草野
椎名の意識が遠のいて、上体が大きく傾き椅子へ沈む。
倒れる寸での所を、佐藤が受け止める。
そして彼女を優しく抱擁し、声をかけている。
目の前で行われるこの光景を、俺はどんな気持ちで見ているのだろう。
昔、高校時代に、同じことを感じた事がある。自分の思考、感情が消失する感覚。
何故感情を失ってしまったのか、結論は出ないままだ。
いま、俺が見ている光景。高校時代の、あの時との共通点は何だろうか。
「気がついたかい」
椎名が目を開け、佐藤は尚も肩を支えている。
「すみません。なんだか、めまいがして」
椎名は頭を抱えて言った。
「こちらこそ、すまない。気分を害したみたいで。ただ、君達はやはり、全員、繋がっていたみたいだね」
佐藤は言う。いつから気づいていたのか。
もはや偽る必要がないと感じたのか、椎名はゆっくり頷く。
「真一君の絵は、私が預かっているから、いつでも貸してあげるよ。あと、君、草野君だったね。別に警察へ通報などはしていないから、安心していいよ」
佐藤が、微笑む。
それと同時に、怒りが再び込み上げてくる。
「ふざけるな」
椎名が意識を取り戻すのと同時に俺も我に返り、声を発した。
今は、悩んでいる場合ではないのだ。
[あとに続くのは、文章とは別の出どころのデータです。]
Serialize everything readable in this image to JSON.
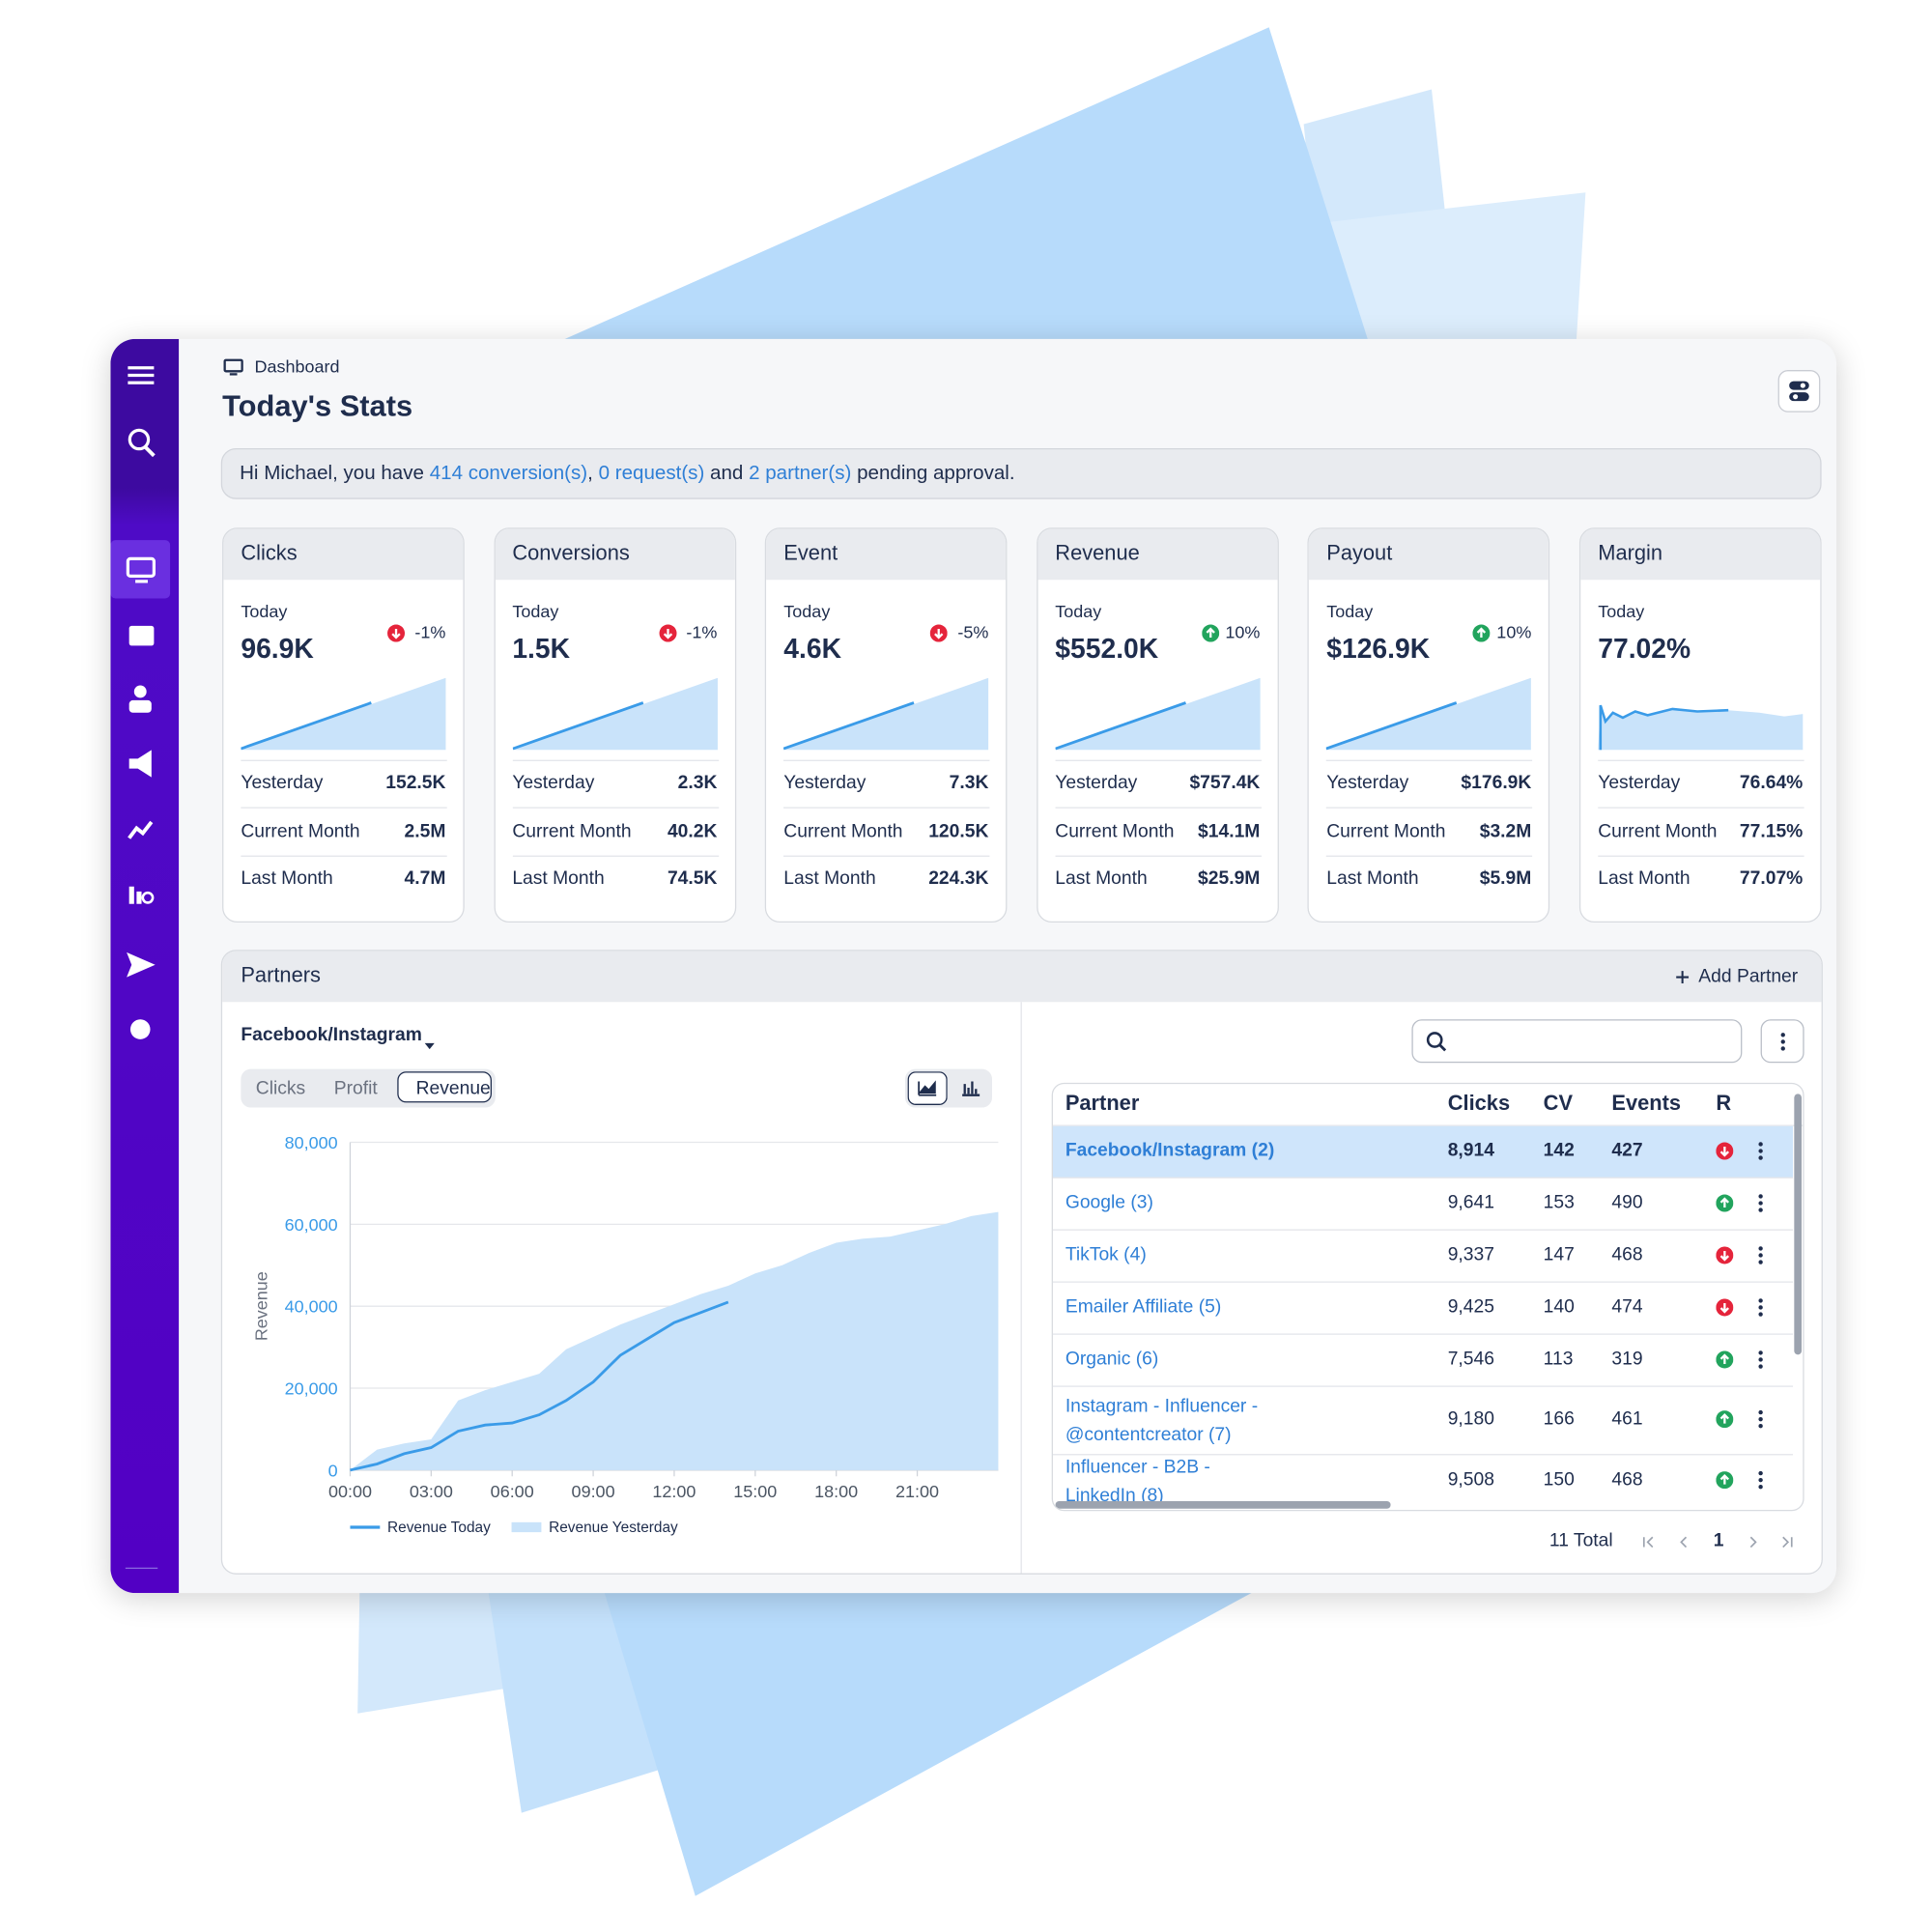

ただ、追及。
追及するしかない。
「何が贖罪だ。被害者面するなよ。お前が加害者じゃなければ、一体誰が、田原を殺したっていうんだ」
俺の言葉を聞いた椎名は座ったまま、こちらを睨み付ける。
「ちょっと待ってよ。証拠もないのに佐藤さんを糾弾するなんておかしいでしょ」
何故だ。何故、そいつの味方をするんだ。
「俺は、そうだ。勤務表だって、手に入ったんだ。田原が殺された日の」
「それが何の証拠になるのよ。さっきから、草野が間違ってる事くらい、自分でも分かるでしょ」
言葉が出ない。その通りだ。
俺が間違っている事くらい、もう分かっている。
だけど、それを認めたら、どうなる。
山田も佐藤も犯人ではない。
そうなれば。
「俺が田原を殺したのか?」
そうだ、俺が、殺したのだ。きっとそうなのだろう。
これ以上、ここに居ても、仕方がない。
俺は、ゆっくりと椎名達に背を向け、教会の外へ足を運ぶ。